Unsere Sabine war ja schon immer für Überraschungen gut – warum sollte Sie hier eine Ausnahme machen. Sie angelte gemeinsam mit Markus Windisch an einem nicht einfachen Spot. Anhand der Echolot Daten war es an ihrer Stelle sehr uneben mit wirklich tiefen Löchern. An der Wasseroberfläche konnte überhaupt keine Fischaktivität ausgemacht werden. Doch beide platzierten zunächst ihre sechs Ruten taktisch gut überlegt an völlig unterschiedliche Stellen im Teich. So konnten Sie in den nächsten Tagen zumindest die Spots eingrenzen, welche überhaupt Fische brachten. Auf diese konzentrierten sie sich dann die nächsten Tage und konnten erstaunliche Fänge erzielen. Ich finde die herangehensweise war genial und außerdem zielführend!

2019 müssen wir das wiederholen

Ich bin ja der Meinung „Angeln ist kein Mannschaftssport“ – doch die Tage, welche wir in der großen Gruppe gemeinsam verbrachten, waren für alle eine Bereicherung. Auch weil wir sehr viel Kontakt untereinander pflegten. Es war uns auch sehr wichtig, beim Abendessen zusammen zu sitzen und uns über das erlebte Tagesgeschehen auszutauschen. Endlich hatten wir auch die Möglichkeit über Themen zu sprechen, wo alle einen Beitrag leisten konnten, auch weil wir uns die Zeit nahmen und uns nicht nur über Messenger Dienste austauschten. Ich denke jeder von uns wird diese Tage mit einem Lächeln in Erinnerung behalten.

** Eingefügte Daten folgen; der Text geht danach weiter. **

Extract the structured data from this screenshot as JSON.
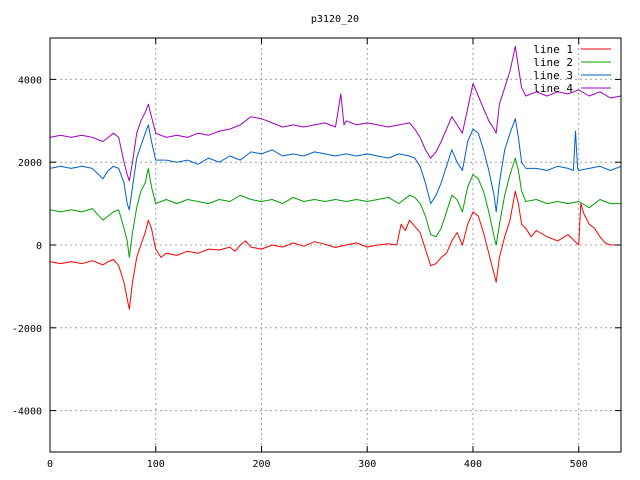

Immerhin konnten wir gemeinsam weit über 50 Karpfen, einige mit einem Gewicht über der 20kg Marke, fangen. Im großen und ganzen eine sehr erfolgreiche Session unter Freunden. Die Stimmung konnte nicht besser sein und die Betreuung und das Angebot vor Ort hat alle Erwartungen übetroffen. Danke nochmals an den Gewässerwart Christian Richard und den Eigentümer Wolfgang Jörg von der Bucht M1. Wir sehen uns 2019 bestimmt wieder.